The group that controls it says since no copyrighted material is stored on Pirate Bay’s servers and no exchange of files actually takes place there, so they cannot be held responsible for what material is being exchanged.
Swedish prosecutor Hakan Roswall disagrees.
In a document filed with Stockholm district court on Thursday, Roswall said that by financing, programming and administering the site, the four men promoted other people’s infringement of property rights.
Sunde, one of the charged, said the site had not broken any Swedish laws.

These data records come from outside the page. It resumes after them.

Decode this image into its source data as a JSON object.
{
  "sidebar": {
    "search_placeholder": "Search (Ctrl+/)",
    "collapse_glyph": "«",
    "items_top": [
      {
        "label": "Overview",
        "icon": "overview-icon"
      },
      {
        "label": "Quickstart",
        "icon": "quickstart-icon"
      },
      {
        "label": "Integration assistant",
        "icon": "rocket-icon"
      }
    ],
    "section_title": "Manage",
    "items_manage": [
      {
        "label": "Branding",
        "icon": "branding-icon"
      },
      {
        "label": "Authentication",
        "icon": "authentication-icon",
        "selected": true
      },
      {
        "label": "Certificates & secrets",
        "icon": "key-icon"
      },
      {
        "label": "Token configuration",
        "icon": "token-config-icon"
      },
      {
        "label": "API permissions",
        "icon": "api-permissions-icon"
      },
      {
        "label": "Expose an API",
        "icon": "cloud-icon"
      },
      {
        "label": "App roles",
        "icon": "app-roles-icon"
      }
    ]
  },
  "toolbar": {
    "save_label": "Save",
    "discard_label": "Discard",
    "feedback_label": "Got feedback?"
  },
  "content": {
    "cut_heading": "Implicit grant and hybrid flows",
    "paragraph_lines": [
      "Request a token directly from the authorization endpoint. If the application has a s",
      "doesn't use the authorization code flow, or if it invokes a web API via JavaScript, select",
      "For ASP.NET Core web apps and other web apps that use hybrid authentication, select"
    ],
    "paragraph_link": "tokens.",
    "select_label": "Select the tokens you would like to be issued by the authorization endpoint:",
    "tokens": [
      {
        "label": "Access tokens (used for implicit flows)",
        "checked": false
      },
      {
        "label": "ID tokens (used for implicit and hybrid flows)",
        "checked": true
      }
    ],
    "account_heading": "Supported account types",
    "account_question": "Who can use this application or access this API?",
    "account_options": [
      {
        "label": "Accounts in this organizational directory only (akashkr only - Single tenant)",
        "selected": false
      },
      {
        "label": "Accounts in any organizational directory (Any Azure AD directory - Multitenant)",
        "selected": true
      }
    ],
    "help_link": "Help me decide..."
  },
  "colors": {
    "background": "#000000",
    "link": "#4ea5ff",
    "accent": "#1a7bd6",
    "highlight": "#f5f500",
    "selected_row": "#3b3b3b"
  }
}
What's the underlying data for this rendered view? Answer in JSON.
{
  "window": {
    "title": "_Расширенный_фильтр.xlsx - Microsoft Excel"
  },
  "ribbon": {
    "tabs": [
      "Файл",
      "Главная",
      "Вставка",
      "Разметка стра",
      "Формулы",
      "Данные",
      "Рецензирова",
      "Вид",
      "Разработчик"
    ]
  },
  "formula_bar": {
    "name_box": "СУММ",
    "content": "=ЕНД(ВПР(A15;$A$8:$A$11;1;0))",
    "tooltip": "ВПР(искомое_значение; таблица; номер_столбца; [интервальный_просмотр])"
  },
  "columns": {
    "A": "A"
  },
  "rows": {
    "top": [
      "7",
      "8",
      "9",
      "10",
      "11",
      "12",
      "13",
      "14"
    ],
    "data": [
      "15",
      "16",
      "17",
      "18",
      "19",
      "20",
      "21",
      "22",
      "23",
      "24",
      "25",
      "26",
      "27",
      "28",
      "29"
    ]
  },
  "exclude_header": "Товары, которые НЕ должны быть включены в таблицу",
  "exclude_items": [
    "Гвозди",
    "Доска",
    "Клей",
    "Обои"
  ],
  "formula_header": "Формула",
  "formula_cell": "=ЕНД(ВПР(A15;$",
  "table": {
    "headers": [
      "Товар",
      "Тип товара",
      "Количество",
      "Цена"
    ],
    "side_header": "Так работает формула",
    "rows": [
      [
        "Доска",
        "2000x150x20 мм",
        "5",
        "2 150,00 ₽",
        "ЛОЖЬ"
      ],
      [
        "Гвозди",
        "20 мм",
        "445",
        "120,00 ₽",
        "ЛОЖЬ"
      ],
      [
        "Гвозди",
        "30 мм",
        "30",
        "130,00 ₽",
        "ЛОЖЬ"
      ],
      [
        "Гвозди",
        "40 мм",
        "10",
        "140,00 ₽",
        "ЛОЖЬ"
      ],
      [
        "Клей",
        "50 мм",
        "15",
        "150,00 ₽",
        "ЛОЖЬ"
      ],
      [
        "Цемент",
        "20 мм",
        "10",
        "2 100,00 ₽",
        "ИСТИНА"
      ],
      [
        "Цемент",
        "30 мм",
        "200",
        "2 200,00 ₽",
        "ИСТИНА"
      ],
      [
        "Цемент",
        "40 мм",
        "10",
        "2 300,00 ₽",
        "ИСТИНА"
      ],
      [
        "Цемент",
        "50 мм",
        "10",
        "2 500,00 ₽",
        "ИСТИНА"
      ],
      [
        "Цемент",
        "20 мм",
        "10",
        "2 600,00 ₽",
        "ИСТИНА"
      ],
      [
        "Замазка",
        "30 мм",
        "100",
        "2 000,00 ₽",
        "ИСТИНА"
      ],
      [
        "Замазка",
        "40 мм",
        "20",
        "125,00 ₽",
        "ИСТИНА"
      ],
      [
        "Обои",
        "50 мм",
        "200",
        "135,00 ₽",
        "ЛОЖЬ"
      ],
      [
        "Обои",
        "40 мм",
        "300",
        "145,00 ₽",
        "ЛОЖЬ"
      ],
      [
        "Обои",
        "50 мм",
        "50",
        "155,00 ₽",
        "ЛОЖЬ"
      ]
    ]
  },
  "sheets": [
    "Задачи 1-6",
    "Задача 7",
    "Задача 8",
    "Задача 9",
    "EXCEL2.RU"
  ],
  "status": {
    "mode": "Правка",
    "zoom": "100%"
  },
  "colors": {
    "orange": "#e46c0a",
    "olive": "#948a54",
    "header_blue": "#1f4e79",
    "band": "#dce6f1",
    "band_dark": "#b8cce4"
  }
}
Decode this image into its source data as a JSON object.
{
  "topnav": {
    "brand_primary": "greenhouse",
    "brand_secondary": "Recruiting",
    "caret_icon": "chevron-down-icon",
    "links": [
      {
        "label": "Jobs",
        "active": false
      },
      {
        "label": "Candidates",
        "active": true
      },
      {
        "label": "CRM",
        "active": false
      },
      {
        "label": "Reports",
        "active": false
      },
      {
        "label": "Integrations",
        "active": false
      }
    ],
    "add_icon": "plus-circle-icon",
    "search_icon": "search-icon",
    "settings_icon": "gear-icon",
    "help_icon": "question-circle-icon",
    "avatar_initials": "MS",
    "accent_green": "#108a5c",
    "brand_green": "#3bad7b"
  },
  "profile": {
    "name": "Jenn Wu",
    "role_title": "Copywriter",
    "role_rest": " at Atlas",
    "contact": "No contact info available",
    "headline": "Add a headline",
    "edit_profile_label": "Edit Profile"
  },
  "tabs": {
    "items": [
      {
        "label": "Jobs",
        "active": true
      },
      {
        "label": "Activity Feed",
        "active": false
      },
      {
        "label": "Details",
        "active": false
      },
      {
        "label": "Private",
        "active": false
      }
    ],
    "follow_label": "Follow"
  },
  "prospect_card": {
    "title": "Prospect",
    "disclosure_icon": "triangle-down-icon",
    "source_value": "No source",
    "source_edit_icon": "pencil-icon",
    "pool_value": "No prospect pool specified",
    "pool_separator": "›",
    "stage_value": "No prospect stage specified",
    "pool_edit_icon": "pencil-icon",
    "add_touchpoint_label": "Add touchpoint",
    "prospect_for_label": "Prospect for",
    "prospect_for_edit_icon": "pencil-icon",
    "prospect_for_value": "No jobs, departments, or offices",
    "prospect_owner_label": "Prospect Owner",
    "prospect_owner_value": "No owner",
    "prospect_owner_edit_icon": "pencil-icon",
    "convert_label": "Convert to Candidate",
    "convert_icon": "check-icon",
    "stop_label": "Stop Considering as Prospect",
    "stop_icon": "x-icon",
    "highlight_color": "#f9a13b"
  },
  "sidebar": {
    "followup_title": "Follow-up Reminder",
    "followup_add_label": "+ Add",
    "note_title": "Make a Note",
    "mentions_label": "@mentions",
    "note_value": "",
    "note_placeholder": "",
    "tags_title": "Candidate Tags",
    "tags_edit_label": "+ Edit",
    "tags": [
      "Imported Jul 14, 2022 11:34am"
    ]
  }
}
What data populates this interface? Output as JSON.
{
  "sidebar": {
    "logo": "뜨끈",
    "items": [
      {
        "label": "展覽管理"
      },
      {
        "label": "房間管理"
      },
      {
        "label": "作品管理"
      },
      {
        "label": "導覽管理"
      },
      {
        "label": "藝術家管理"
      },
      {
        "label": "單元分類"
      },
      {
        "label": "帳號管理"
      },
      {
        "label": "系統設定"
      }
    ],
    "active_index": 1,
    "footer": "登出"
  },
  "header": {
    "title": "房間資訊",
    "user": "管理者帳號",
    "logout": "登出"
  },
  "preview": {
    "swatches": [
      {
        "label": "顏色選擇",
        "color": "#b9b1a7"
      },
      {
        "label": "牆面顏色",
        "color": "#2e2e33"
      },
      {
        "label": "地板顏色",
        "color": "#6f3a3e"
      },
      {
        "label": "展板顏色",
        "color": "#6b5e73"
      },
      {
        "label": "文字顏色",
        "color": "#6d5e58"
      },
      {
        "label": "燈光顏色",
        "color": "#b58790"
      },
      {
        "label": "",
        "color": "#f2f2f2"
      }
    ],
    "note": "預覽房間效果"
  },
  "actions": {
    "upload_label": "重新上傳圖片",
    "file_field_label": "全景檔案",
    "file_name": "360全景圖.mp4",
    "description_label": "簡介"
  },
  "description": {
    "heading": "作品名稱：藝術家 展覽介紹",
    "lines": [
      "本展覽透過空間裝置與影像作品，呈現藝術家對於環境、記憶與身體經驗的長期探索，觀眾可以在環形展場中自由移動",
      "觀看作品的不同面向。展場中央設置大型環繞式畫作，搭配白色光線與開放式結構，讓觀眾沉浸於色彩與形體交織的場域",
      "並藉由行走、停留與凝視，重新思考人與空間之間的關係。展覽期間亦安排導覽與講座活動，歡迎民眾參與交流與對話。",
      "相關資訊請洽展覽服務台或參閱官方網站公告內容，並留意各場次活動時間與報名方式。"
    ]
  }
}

“I don’t see why they file charges when they are so weak,” Sunde told Reuters Television in an interview at his home in Malmo, southern Sweden. “I think it is more a game to make us look bad in the media.”
Pirate Bay is essentially a tracker of, and a directory of, links to Internet files available for swapping.
Roswall told Reuters last week this was “a classic example of accessory — to act as intermediary between people who commit crimes, whether it’s in the physical or the virtual world”.
With infrastructure at secret locations throughout the world, shutting the site might prove difficult.
The case is partly based on evidence collected in a 2006 raid against Pirate Bay’s servers, which were then all located in Stockholm. Pirate Bay says it does not know now where the servers are located.
Files that Roswall said had been illegally shared with the help of Pirate Bay include The Beatles’ “Let It Be”, the feature film “Harry Potter and The Goblet of Fire” and the game “World of Warcraft-Invasion”.